LA CROIX

03. 06. 2004


 

 

 

LES SILENCES

DE TCHERNOBYL

L'avenir contaminé

de Guillaume Grandazzi

et Frédérick Lemarchand,

éd. Autrement, coll. Mutations, 240 p.,19 €

 

 Près de vingt ans après la catastrophe, il reste impossible d'écrire la véritable histoire de la tragédie, à l'instar d'un crime dont l'enquête policière bâclée interdit à tout jamais d'établir la vérité. La chape d'incompétence et de cynisme qui s'est abattue au-delà des limites de la zone interdite autour du réacteur n' 4 dès ce sinistre 26 avril 1986 a à jamais rendu l'histoire opaque, avec le laisser-faire de l'Agence internationale de l'énergie atomique.

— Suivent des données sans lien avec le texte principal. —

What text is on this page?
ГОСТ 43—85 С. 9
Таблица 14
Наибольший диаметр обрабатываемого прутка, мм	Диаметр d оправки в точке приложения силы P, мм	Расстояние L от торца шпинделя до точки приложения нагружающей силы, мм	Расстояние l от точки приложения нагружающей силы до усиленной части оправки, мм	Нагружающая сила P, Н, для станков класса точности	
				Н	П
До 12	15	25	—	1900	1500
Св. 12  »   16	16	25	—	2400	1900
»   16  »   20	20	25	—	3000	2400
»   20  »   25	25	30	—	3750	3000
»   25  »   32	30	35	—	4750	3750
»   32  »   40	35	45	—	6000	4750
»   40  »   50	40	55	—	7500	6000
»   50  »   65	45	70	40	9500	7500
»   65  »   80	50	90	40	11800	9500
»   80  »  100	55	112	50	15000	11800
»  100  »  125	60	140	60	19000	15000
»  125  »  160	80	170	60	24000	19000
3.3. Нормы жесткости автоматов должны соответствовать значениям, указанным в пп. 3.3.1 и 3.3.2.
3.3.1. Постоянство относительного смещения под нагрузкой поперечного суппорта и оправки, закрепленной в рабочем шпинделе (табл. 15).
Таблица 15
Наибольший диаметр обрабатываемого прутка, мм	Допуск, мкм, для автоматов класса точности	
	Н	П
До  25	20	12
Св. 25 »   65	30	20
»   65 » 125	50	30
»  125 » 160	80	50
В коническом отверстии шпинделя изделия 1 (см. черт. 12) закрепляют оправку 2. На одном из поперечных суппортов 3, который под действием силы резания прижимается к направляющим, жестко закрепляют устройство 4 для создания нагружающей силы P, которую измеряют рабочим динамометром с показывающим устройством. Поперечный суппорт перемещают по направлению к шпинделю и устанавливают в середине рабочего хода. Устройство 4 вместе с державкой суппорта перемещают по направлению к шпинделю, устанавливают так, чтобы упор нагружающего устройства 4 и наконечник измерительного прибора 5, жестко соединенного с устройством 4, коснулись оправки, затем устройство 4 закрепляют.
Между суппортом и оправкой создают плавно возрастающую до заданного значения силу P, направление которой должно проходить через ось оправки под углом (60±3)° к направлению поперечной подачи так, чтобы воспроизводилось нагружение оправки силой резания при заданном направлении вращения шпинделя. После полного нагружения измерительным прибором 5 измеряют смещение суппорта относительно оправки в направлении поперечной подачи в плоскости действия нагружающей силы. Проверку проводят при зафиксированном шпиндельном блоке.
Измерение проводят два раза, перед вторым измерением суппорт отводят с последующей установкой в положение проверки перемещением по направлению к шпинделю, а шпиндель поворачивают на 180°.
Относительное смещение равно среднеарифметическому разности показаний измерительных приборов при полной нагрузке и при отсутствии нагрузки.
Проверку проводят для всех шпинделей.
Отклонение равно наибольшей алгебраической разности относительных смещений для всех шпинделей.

Les deux auteurs, sociologues au Laboratoire d'analyse sociologique et anthropologique des ris­ques (Lasar) de l'université de Caen, n'ont pas

 

 

 

renoncé à faire la lumière sur cette catastrophe très singulière qu'ils étudient depuis dix ans et qui, à leurs yeux, loin d'être une, affaire passée, reste largement une problématique en devenir. Ils ont, pour ce faire, largement sillonné les terres contaminées et donné la parole à des témoins de premier plan. Le physicien Vassili Nesterenko, qui dirigeait, à l'époque, l'institut de l'énergie nucléaire de la Biélorussie, prend d'emblée la mesure de la catastrophe qui eut pu être bien pire si une explosion nucléaire s'était produite après l'explosion, thermique. Un risque, qu'il estima alors de 5 à 10%.

Ce qu'il est convenu d'appeler de manière homogène la communauté scientifique et médicale se révèle vite très éclatée entre ceux qui suivent la ligne officielle, dissimulent l'impact sanitaire, social et environnemental de la catastrophe, privilégient un simple problème de «radiophobie» dans la population, et ceux qui choisissent difficilement l'autre voie, au risque d'une répression féroce. Avec ses témoignages et documents inédits, Les silences de Tchernobyl est plus qu'un énième livre sur la catastrophe.